Seit Jahren nehme ich mir vor, es so zu machen, wie die Franzosen, nämlich im August überhaupt nicht zu arbeiten.

Alicja Kwade

Im Sommer nimmt sie sich nichts Bestimmtes zu lesen vor, denn sie sei eine undisziplinierte Leserin, behauptet sie. „Ich nehme mir raus, was mich interessiert.“ Wie in einem Netzwerk, mit Hyperlinks, schlage ich vor. „Genau. Ich schaue mir zum Beispiel an, was die Physik zum Material sagt, dann schaue ich, was bei Karl Marx dazu steht, dann komme ich zur Arbeit, und ich bin mitten in der Soziologie. Ich habe mir vorgenommen, mehr über den Zen-Buddhismus zu lernen. Weil ich jetzt viel in China ausgestellt habe, und mir wurde immer gesagt, dass meine Arbeitsweise an chinesische Philosophie erinnert.“ Ich empfehle ihr den alten Hippie-Klassiker „Zen und die Kunst, ein Motorrad zu warten“.

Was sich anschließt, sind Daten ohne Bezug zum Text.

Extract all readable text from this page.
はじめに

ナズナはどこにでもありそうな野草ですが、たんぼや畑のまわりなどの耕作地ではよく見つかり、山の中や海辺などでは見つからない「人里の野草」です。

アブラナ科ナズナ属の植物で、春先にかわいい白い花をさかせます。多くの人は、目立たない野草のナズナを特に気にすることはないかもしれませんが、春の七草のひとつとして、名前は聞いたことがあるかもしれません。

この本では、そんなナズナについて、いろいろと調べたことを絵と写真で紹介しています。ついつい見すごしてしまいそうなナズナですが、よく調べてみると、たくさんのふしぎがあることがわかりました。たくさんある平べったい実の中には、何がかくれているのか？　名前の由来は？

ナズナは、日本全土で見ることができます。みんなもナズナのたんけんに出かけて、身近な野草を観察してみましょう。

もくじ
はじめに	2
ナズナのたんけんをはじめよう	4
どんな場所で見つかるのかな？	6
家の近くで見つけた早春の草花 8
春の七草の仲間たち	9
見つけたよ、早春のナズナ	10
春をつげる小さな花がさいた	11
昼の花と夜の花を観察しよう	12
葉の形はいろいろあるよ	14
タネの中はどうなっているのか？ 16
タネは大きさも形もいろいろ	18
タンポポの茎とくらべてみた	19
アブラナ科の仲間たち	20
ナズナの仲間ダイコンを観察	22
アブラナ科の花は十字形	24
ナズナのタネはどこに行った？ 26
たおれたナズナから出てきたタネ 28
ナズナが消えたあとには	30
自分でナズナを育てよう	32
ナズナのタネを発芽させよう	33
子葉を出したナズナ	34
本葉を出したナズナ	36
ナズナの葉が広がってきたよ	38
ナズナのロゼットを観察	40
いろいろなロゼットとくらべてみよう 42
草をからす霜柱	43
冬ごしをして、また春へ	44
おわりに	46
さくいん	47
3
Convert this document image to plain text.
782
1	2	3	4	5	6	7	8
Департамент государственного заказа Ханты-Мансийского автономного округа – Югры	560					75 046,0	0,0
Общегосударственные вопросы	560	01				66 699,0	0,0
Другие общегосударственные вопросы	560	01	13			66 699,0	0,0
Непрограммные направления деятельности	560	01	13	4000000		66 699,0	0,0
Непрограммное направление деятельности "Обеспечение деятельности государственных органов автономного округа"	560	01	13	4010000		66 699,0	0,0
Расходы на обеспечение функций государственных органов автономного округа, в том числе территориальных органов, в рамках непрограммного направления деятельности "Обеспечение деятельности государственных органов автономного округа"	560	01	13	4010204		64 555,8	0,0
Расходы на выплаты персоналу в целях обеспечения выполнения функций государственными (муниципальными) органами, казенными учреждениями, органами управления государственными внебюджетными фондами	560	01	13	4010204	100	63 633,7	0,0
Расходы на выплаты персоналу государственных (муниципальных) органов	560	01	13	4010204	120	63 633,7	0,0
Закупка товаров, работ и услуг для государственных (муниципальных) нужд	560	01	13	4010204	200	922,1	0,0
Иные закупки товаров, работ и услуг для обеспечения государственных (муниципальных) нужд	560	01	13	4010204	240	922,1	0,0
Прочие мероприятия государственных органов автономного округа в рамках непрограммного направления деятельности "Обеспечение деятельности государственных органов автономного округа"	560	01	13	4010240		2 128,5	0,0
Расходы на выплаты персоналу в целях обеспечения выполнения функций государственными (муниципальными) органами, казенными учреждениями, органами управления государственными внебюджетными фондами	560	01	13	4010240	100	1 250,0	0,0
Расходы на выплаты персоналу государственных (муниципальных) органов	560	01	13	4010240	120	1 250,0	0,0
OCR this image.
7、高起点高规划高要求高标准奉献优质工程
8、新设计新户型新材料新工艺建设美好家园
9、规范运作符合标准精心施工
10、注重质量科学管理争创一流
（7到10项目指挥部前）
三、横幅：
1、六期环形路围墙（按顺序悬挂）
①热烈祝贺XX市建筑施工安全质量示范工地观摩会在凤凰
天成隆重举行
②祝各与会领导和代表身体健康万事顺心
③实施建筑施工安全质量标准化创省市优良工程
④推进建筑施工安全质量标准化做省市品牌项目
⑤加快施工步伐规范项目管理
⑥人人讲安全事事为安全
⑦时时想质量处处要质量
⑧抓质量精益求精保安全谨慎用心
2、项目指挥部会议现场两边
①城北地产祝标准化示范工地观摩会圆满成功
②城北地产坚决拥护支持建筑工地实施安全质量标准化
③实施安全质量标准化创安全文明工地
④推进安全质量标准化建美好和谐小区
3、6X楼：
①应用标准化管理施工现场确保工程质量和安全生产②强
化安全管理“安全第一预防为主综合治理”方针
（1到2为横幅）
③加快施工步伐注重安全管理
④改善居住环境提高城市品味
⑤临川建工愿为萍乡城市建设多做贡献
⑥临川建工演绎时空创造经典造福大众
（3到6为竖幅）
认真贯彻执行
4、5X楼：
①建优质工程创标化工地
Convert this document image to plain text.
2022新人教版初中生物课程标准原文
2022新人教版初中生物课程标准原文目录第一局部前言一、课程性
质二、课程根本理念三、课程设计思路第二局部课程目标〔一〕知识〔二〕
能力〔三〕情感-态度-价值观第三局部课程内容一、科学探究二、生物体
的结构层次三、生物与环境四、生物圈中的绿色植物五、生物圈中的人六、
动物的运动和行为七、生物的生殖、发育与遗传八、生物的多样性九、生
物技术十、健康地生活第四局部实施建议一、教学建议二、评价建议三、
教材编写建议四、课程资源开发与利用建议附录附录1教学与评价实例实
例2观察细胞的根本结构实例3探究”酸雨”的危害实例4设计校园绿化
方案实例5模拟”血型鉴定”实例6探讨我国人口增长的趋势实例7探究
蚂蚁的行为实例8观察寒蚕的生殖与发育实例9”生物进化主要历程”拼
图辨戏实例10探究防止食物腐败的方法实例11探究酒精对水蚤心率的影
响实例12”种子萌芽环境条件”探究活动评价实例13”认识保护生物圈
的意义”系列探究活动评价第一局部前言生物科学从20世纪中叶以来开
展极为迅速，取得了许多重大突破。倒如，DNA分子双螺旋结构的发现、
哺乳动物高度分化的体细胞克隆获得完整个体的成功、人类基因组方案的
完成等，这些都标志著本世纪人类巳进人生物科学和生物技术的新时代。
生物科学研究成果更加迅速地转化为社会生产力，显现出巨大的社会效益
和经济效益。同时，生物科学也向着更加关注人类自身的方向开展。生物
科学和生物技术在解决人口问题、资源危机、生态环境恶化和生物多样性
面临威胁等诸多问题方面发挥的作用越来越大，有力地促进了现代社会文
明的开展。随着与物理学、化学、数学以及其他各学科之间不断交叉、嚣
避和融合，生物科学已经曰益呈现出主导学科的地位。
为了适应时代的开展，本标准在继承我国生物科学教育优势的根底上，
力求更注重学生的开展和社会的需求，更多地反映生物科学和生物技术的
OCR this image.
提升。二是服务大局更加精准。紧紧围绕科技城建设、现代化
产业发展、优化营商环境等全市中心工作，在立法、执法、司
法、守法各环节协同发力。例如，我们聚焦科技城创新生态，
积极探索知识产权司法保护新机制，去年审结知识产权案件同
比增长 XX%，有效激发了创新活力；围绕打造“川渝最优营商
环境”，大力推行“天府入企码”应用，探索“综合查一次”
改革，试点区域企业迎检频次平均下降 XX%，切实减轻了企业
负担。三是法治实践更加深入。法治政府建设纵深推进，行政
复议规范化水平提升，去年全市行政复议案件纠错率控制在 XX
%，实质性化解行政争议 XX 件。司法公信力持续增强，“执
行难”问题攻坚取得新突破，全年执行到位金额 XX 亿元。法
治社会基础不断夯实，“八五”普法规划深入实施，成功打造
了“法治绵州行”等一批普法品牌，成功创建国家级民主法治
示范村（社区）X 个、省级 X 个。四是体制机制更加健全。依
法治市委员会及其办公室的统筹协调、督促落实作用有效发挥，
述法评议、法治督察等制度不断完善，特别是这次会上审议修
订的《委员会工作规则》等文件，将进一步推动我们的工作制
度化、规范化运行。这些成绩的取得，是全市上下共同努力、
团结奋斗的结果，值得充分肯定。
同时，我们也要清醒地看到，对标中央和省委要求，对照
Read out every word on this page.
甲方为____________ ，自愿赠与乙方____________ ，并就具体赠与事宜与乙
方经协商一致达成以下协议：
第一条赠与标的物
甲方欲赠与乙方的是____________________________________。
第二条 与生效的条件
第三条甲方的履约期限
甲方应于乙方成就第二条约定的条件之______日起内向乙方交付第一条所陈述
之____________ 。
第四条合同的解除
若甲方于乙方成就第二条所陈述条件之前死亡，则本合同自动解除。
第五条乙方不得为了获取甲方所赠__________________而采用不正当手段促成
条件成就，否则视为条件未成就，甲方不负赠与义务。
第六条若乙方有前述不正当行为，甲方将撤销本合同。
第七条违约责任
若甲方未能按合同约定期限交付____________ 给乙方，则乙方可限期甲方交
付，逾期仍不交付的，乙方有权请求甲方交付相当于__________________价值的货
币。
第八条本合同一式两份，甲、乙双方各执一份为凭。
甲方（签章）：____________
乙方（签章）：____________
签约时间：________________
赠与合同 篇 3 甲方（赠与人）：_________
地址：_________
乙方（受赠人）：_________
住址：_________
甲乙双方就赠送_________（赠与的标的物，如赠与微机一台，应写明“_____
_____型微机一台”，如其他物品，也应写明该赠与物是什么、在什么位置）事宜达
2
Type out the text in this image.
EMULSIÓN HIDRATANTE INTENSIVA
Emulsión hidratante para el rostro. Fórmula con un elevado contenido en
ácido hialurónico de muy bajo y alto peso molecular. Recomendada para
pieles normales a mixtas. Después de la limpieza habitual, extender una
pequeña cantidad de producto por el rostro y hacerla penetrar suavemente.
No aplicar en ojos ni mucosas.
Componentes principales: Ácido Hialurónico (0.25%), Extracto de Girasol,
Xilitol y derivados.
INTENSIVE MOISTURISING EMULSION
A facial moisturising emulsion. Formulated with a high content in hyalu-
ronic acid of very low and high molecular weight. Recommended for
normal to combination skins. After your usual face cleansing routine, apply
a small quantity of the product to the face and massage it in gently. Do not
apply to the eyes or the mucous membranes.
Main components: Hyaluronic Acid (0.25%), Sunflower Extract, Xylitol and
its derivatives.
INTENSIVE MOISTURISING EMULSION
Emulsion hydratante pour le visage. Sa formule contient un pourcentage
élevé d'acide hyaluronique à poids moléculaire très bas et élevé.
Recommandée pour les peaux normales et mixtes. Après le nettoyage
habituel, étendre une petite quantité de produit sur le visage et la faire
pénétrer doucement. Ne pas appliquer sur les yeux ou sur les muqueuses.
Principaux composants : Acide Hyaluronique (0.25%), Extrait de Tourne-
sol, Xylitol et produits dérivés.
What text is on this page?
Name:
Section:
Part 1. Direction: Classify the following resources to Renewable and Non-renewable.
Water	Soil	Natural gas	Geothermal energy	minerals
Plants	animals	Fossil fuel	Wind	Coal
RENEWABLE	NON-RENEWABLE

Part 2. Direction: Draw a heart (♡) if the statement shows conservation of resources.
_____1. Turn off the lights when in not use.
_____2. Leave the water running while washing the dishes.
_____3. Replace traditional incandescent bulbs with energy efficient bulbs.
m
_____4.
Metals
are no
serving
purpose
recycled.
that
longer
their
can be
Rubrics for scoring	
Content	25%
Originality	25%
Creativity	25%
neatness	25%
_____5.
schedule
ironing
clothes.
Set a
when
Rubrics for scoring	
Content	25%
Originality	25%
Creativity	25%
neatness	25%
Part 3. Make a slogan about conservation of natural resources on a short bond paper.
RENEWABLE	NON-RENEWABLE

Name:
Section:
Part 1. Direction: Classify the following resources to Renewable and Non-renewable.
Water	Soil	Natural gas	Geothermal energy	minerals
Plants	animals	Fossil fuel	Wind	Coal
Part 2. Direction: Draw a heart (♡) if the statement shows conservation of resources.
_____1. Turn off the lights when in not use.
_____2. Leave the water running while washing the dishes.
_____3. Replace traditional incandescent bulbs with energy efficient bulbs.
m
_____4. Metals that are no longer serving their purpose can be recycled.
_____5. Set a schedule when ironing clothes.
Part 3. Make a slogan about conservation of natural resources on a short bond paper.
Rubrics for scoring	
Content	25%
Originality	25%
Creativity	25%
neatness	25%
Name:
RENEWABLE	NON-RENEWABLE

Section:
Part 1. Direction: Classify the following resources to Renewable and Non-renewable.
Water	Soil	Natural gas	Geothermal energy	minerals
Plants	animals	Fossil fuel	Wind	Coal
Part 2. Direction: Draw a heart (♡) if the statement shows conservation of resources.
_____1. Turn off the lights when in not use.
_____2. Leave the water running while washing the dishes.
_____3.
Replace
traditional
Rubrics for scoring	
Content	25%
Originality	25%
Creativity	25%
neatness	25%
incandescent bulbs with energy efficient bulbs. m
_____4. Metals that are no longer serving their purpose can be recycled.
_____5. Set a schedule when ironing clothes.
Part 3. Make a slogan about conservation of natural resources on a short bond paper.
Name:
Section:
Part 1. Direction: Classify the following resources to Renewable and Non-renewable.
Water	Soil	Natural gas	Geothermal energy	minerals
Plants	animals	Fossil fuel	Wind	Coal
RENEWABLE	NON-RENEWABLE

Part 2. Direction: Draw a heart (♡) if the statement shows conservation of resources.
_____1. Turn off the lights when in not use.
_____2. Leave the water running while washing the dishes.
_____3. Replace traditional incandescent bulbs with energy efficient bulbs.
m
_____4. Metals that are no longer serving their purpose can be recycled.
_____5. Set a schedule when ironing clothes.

Aber wir sprechen ja schon wieder über die Arbeit. Was ist ihr liebster Ort und ihr liebstes Geräusch? Am allerliebsten sitze sie in dem Bistro Themroc auf der Torstraße, mit ihren Freunden. Dort trinkt sie Rosé mit Eiswürfeln. Das schönste Geräusch auf Erden komme schließlich von den Eiswürfeln im Roséglas, vielleicht nur noch übertroffen vom knirschenden Schnee im Winter.